Parents: Raising them

Currently my father continues to have spells of v-fib and passing out. For some reason, his implanted pacemaker/defibrillator does not fire properly. 

I received a call from my sister, that it has happened again and he is in an ambulance on the way back to the hospital. She did not know his status once in the ambulance, but was on the way to the Emergency Room. She told me to stay home and take care of myself, that she swears she will call as soon as she has news.

I had a chemotherapy treatment last friday and a hospital emergency room is the last place I need to be at the moment. I’m exhausted and my bones ache like crazy, so I’m going to kick my feet up and rest.

My mother appears to be having an issue with the amount of attention my dad is getting from the three of us. She has a doctor’s follow-up after cataract surgery scheduled tomorrow. I asked if it was ok to reschedule, so I could be there with Kristie to help sign him into hospice. Mom agreed and went to her part of the house to makeba call.
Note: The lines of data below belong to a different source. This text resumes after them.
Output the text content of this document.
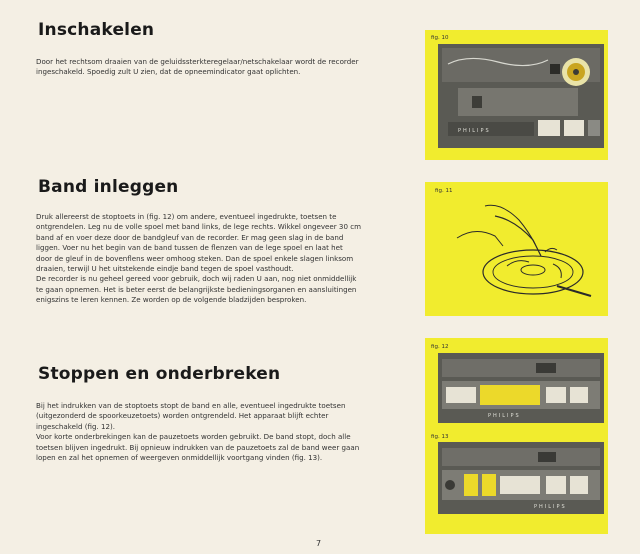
Inschakelen
Door het rechtsom draaien van de geluidssterkteregelaar/netschakelaar wordt de recorder
ingeschakeld. Spoedig zult U zien, dat de opneemindicator gaat oplichten.
Band inleggen
Druk allereerst de stoptoets in (fig. 12) om andere, eventueel ingedrukte, toetsen te
ontgrendelen. Leg nu de volle spoel met band links, de lege rechts. Wikkel ongeveer 30 cm
band af en voer deze door de bandgleuf van de recorder. Er mag geen slag in de band
liggen. Voer nu het begin van de band tussen de flenzen van de lege spoel en laat het
door de gleuf in de bovenflens weer omhoog steken. Dan de spoel enkele slagen linksom
draaien, terwijl U het uitstekende eindje band tegen de spoel vasthoudt.
De recorder is nu geheel gereed voor gebruik, doch wij raden U aan, nog niet onmiddellijk
te gaan opnemen. Het is beter eerst de belangrijkste bedieningsorganen en aansluitingen
enigszins te leren kennen. Ze worden op de volgende bladzijden besproken.
Stoppen en onderbreken
Bij het indrukken van de stoptoets stopt de band en alle, eventueel ingedrukte toetsen
(uitgezonderd de spoorkeuzetoets) worden ontgrendeld. Het apparaat blijft echter
ingeschakeld (fig. 12).
Voor korte onderbrekingen kan de pauzetoets worden gebruikt. De band stopt, doch alle
toetsen blijven ingedrukt. Bij opnieuw indrukken van de pauzetoets zal de band weer gaan
lopen en zal het opnemen of weergeven onmiddellijk voortgang vinden (fig. 13).
fig. 10
PHILIPS
fig. 11
fig. 12
PHILIPS
fig. 13
PHILIPS
7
When I went to tell her it was rescheduled, she was on the phone complaining that we are ignoring her needs and not getting her where she needs to be. She was talking to one of her sisters.
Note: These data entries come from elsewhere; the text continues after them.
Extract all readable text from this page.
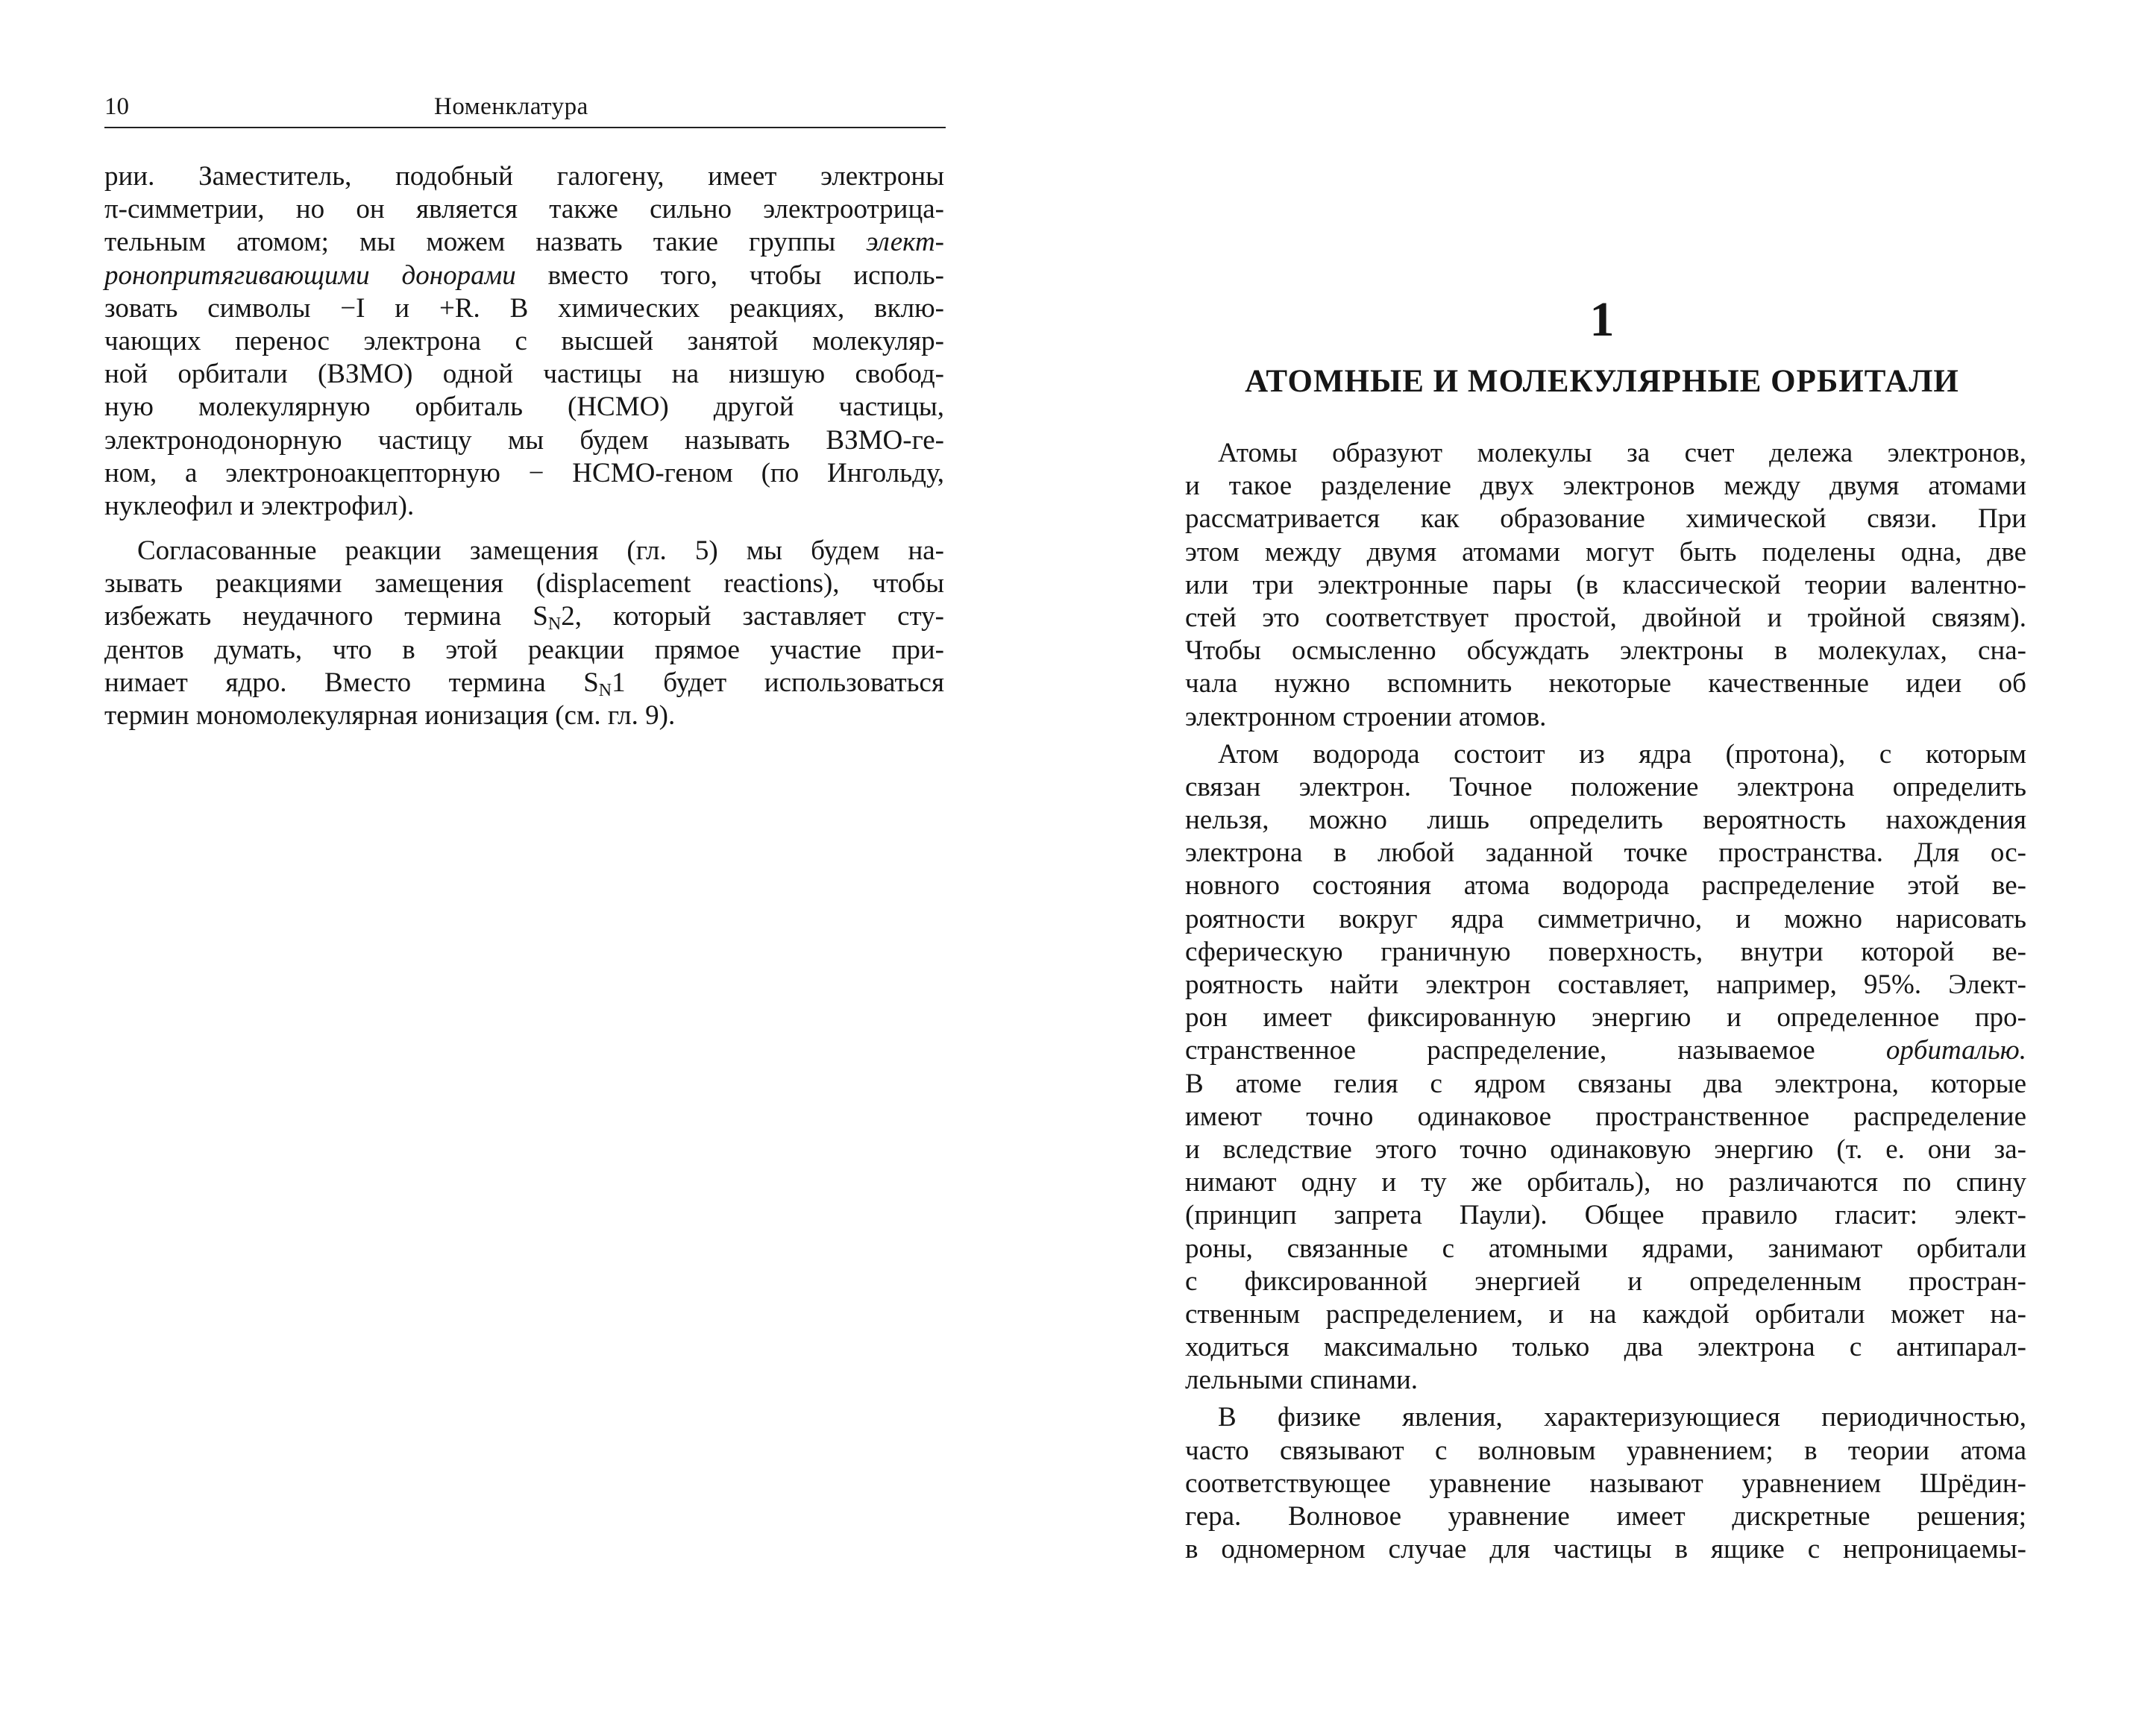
10	Номенклатура
рии. Заместитель, подобный галогену, имеет электроны
π-симметрии, но он является также сильно электроотрица-
тельным атомом; мы можем назвать такие группы элект-
ронопритягивающими донорами вместо того, чтобы исполь-
зовать символы −I и +R. В химических реакциях, вклю-
чающих перенос электрона с высшей занятой молекуляр-
ной орбитали (ВЗМО) одной частицы на низшую свобод-
ную молекулярную орбиталь (НСМО) другой частицы,
электронодонорную частицу мы будем называть ВЗМО-ге-
ном, а электроноакцепторную − НСМО-геном (по Ингольду,
нуклеофил и электрофил).
Согласованные реакции замещения (гл. 5) мы будем на-
зывать реакциями замещения (displacement reactions), чтобы
избежать неудачного термина $S_N2$, который заставляет сту-
дентов думать, что в этой реакции прямое участие при-
нимает ядро. Вместо термина $S_N1$ будет использоваться
термин мономолекулярная ионизация (см. гл. 9).
1
АТОМНЫЕ И МОЛЕКУЛЯРНЫЕ ОРБИТАЛИ
Атомы образуют молекулы за счет дележа электронов,
и такое разделение двух электронов между двумя атомами
рассматривается как образование химической связи. При
этом между двумя атомами могут быть поделены одна, две
или три электронные пары (в классической теории валентно-
стей это соответствует простой, двойной и тройной связям).
Чтобы осмысленно обсуждать электроны в молекулах, сна-
чала нужно вспомнить некоторые качественные идеи об
электронном строении атомов.
Атом водорода состоит из ядра (протона), с которым
связан электрон. Точное положение электрона определить
нельзя, можно лишь определить вероятность нахождения
электрона в любой заданной точке пространства. Для ос-
новного состояния атома водорода распределение этой ве-
роятности вокруг ядра симметрично, и можно нарисовать
сферическую граничную поверхность, внутри которой ве-
роятность найти электрон составляет, например, 95%. Элект-
рон имеет фиксированную энергию и определенное про-
странственное распределение, называемое орбиталью.
В атоме гелия с ядром связаны два электрона, которые
имеют точно одинаковое пространственное распределение
и вследствие этого точно одинаковую энергию (т. е. они за-
нимают одну и ту же орбиталь), но различаются по спину
(принцип запрета Паули). Общее правило гласит: элект-
роны, связанные с атомными ядрами, занимают орбитали
с фиксированной энергией и определенным простран-
ственным распределением, и на каждой орбитали может на-
ходиться максимально только два электрона с антипарал-
лельными спинами.
В физике явления, характеризующиеся периодичностью,
часто связывают с волновым уравнением; в теории атома
соответствующее уравнение называют уравнением Шрёдин-
гера. Волновое уравнение имеет дискретные решения;
в одномерном случае для частицы в ящике с непроницаемы-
This is totally untrue. My dad is not well and not expected to live. I just do not get this childish stuff.  I know she has an ilness affecting her thought processes, but it is not exactly the same.

I asked her to please verbalize if she has an issue with a schedule change. She says she will. What else do we do?

14 thoughts on “Parents: Raising them

  1. You can pat yourself on the back, my dear. You are doing an amazing job juggling all these crud right now!!! xoxoxo

    • Thank you, I feel so guilty my sisters are handling daddy. I don’t wanna miss anytime with him. I wanna help, but I physically cannot do it. Dad knows I love him! Great post, lately..Luanne. How is the book coming? Jillxo

      • I’m on hiatus from the book this summer because I’m too busy and my mind is too scattered. But it’s good to have a mental break.
        Your dad knows you wish you could help!!

  2. My mother in law had Alzheimer’s and eventually we had to let things she said or did roll off of our shoulders although it is easier said than done when it is someone you love and your life is crashing in all around you while your desire right now is to be there for your dad. You are going through such a difficult time right now and I understand, my MIL was diagnosed shortly before I was diagnosed with breast cancer and I too had to go through dealing with both as well (she was living with us). My prayers go out to you as you deal with each of these issues. May I offer some friendly advice? Please take care of yourself first and foremost – then you will be able to not only heal from your own illness but be there for your mom and dad. God bless you with His peace, strength and comfort during this time.